From the Caribbean to Great Britain, and from the 19th century to the present, Windward Family takes us inside the beating heart of a Black British family, showing us how we become who we are, and how the search for ourselves always leads us to the same place – home.
‘I had gaps to fill in my family’s history and their beautiful island cradle. Distant voices had started calling to me and, as I booked my flights and packed my bags, I ached to return to where my mother and father had sailed from.’
Twenty years after living there as a child, Alexis Keir returns to the Caribbean island of Saint Vincent. He is keen to uncover lost memories and rediscover old connections. But he also carries with him the childhood scars of being separated from his parents and put into uncaring hands. Inspired by the embrace of his relatives in the Caribbean, Alexis begins to unravel the stories of others who left Saint Vincent, searching through diary pages and newspaper articles, shipping and hospital records, and faded photographs.

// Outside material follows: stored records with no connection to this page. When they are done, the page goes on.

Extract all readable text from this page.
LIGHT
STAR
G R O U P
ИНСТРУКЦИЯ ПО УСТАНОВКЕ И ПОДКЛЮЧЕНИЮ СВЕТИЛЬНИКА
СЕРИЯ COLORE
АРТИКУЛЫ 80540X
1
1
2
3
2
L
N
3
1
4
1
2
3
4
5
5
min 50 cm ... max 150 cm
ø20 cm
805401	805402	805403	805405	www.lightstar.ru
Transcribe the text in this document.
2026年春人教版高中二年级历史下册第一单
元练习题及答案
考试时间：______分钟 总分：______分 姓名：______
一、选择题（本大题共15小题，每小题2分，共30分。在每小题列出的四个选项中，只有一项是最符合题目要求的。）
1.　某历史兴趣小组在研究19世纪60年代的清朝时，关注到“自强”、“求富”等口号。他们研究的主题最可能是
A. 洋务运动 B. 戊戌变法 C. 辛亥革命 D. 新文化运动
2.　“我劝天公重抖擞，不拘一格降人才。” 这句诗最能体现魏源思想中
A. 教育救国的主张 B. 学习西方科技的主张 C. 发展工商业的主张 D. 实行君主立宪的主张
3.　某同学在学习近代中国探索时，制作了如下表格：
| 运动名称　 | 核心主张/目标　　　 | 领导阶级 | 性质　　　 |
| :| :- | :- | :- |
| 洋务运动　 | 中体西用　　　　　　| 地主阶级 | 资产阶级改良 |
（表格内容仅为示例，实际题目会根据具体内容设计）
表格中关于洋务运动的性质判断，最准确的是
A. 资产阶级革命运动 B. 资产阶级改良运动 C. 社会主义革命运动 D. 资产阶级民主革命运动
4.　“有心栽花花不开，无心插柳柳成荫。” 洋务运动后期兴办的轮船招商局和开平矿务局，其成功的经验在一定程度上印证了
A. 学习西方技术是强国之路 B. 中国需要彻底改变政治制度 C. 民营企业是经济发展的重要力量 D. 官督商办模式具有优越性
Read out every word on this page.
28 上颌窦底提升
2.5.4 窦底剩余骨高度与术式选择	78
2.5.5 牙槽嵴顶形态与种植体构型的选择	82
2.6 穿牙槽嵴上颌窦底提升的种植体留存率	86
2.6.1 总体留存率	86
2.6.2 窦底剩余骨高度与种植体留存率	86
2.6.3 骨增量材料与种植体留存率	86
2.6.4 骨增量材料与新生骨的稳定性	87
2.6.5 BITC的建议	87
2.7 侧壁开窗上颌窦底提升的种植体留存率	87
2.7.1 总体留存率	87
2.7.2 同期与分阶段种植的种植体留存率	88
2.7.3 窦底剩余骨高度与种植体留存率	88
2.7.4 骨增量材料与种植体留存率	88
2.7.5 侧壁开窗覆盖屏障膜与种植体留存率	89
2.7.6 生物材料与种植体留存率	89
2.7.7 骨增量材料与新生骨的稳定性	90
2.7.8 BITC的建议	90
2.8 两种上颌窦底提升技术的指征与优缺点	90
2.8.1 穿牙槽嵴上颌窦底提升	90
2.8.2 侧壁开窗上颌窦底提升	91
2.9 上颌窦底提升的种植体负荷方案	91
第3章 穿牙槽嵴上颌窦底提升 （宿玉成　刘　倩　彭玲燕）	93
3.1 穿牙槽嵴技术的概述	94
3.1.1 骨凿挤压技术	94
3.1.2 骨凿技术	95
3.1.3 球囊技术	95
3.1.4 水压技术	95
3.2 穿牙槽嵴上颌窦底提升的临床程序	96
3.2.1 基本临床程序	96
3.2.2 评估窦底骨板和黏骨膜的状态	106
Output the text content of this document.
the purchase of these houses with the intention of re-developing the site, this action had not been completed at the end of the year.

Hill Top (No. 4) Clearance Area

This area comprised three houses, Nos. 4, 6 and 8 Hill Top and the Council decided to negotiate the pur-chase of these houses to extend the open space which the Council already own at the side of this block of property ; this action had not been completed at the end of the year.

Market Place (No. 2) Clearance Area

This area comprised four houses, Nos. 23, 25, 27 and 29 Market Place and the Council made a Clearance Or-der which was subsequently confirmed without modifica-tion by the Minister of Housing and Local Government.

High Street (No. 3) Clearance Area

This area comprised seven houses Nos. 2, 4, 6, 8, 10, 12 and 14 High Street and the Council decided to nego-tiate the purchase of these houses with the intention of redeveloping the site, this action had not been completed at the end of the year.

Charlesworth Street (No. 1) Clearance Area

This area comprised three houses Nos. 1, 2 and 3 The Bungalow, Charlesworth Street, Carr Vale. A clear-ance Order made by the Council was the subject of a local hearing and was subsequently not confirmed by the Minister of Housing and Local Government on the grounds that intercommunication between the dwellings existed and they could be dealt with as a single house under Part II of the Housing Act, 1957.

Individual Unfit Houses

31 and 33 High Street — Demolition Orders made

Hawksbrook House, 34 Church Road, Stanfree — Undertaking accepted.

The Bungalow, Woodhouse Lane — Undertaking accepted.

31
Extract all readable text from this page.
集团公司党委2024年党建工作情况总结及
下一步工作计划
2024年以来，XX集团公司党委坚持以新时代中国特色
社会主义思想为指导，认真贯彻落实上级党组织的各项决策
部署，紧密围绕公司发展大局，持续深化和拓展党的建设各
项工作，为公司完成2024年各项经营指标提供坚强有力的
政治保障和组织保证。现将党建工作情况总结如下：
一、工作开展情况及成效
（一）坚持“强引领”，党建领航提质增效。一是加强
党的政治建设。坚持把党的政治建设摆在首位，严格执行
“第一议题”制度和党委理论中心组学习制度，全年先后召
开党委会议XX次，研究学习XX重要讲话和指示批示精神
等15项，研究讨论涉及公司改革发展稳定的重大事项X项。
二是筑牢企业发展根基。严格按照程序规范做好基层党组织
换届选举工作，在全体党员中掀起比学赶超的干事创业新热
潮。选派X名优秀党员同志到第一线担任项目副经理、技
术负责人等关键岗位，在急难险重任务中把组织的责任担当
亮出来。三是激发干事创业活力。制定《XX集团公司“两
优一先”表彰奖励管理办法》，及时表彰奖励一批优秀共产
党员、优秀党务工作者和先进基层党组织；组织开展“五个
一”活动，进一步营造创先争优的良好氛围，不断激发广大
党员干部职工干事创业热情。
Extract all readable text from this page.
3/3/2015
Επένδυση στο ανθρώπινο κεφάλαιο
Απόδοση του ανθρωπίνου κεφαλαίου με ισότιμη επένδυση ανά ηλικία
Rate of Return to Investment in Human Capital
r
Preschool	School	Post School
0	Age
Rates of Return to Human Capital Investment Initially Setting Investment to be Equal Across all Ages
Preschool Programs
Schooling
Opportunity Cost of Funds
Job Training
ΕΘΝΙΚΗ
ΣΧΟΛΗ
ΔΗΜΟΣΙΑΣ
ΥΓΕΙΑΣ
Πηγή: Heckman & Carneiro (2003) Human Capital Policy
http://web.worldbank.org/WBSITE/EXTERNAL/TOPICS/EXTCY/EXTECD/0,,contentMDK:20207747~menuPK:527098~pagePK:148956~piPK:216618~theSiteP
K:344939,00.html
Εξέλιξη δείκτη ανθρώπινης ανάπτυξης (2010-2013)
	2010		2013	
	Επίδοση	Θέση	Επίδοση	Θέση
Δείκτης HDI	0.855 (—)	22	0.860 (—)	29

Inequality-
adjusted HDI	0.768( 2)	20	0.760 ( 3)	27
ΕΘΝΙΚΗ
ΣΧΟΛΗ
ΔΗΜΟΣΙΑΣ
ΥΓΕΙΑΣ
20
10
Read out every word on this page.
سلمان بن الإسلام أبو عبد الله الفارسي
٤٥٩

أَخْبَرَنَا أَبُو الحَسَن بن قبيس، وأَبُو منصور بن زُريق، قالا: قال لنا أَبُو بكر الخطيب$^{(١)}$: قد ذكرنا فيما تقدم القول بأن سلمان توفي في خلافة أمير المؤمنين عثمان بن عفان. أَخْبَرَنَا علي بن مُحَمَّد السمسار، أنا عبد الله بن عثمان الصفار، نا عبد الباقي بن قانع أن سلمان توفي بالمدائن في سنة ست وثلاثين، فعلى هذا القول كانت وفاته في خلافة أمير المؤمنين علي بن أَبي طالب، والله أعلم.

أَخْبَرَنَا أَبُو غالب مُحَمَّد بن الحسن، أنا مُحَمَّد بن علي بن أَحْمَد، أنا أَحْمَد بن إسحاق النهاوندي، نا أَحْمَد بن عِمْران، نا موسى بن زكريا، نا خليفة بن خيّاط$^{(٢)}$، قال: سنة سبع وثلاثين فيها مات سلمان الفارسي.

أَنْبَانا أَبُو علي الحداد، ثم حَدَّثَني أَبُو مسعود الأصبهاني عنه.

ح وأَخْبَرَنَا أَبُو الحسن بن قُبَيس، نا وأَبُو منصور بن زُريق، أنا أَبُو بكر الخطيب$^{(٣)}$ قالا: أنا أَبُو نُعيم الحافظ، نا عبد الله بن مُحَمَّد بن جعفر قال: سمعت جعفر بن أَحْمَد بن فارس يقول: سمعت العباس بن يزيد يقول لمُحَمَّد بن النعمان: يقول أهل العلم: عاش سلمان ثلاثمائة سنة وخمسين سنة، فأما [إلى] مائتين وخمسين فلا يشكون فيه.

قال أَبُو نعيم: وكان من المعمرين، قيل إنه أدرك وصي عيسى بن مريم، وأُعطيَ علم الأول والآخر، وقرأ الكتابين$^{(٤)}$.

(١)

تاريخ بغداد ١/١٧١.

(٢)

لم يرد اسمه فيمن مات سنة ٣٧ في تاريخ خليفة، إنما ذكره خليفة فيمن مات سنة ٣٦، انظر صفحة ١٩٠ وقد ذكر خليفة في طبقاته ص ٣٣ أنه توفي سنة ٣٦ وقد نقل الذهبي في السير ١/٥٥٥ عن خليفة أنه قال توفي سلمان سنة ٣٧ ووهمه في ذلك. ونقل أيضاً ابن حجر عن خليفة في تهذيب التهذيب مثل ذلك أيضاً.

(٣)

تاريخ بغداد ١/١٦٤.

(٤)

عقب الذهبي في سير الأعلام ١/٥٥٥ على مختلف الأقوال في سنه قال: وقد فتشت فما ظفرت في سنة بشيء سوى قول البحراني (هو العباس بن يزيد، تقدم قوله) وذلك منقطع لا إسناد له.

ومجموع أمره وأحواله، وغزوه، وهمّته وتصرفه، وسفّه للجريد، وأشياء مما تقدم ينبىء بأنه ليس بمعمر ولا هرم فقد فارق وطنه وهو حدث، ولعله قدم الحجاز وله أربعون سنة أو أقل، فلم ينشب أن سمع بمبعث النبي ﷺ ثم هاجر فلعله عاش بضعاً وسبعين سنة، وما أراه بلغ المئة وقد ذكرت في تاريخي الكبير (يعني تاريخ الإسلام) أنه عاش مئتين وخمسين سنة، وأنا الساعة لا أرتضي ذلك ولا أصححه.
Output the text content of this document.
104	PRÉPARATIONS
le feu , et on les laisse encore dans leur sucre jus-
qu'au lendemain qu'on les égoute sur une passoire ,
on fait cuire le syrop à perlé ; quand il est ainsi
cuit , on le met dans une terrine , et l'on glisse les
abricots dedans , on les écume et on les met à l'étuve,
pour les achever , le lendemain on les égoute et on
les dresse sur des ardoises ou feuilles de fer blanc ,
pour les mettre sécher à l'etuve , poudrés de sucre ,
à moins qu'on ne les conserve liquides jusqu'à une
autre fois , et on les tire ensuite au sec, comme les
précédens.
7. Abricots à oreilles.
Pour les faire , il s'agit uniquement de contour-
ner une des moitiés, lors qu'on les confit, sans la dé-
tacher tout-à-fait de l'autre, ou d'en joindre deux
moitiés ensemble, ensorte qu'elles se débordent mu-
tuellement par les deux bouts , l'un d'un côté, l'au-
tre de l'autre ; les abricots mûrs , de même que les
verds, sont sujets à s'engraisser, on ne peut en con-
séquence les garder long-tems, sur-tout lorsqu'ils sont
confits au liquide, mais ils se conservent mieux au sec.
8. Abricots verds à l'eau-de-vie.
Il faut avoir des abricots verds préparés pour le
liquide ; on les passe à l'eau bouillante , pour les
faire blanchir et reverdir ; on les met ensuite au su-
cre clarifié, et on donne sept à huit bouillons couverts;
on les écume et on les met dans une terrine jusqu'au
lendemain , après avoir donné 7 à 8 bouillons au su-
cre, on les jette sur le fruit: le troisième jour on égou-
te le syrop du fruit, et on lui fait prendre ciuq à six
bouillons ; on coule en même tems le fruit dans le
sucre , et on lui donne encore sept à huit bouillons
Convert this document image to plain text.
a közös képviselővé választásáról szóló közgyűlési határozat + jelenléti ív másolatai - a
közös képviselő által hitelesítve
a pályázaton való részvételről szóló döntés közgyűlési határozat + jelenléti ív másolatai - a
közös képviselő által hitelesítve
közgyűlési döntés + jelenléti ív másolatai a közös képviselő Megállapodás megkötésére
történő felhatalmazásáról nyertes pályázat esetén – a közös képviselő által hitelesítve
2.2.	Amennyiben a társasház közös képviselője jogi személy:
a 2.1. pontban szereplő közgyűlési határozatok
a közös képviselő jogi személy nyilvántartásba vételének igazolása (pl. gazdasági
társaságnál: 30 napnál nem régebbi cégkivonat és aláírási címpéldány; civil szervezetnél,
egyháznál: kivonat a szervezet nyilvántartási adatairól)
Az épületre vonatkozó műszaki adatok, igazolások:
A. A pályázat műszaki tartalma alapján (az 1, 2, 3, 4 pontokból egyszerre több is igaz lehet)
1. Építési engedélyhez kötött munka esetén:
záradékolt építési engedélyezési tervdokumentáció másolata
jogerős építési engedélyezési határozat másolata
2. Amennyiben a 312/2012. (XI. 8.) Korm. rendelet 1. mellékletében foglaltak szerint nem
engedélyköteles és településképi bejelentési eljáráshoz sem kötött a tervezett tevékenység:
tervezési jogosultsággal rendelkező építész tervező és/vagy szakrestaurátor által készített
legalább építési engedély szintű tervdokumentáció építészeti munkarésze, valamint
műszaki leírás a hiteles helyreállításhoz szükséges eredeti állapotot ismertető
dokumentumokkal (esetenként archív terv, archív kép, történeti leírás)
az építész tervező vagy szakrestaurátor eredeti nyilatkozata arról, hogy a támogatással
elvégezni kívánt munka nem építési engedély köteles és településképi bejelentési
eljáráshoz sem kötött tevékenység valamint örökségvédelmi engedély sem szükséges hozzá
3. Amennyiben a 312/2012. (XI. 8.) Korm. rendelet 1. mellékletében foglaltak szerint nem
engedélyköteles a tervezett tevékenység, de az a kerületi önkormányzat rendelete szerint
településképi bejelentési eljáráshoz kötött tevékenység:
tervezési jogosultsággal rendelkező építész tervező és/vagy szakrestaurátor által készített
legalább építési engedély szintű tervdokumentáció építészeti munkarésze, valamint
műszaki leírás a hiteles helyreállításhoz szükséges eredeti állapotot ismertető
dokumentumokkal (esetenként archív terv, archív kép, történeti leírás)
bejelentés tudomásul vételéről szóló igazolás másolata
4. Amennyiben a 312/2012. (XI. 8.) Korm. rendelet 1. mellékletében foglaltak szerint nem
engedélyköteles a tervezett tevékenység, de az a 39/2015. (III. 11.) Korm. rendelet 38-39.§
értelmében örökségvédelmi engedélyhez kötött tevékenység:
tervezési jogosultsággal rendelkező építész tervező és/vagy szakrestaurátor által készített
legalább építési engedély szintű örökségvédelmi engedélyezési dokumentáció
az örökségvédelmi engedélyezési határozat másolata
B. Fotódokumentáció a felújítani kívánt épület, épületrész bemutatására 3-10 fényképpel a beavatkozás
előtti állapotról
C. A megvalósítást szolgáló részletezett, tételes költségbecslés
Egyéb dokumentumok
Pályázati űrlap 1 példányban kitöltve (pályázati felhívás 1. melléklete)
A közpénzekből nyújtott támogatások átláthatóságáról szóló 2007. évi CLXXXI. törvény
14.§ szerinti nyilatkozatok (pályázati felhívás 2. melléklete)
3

He uncovers tales of exploitation, endeavour and bravery of those who had to find a home far away from where they were born. A child born with vitiligo, torn from his mother’s arms to be exhibited as a showground attraction in England; a woman who, in the century before the Windrush generation, became one of the earliest Black nurses to be recorded as working in a London hospital; the young boy who became a footman in a Yorkshire stately home. And Alexis’s mother, a student nurse who arrives in 1960s London, ready to start a new life in a cold, grey country – and the man from her island who she falls in love with.
Location: Brixton Library Brixton Oval London SW2 1JQ
Date and time: Tue, 21 March 2023, 18:30 – 20:00 GMT
Register for event here
About The Author
Alexis Keir’s formative years were spent growing up in Luton. He spent a year in the Caribbean as a child and still returns there regularly. In 2019 he was selected as a participant for the London Writers Award Programme run by Spread The Word.
He was also one of the 2021 cohorts of the London Library’s Emerging Writer’s Programme and in the same year was shortlisted for The Cecile de Jongh Literary Prize. This is his first book.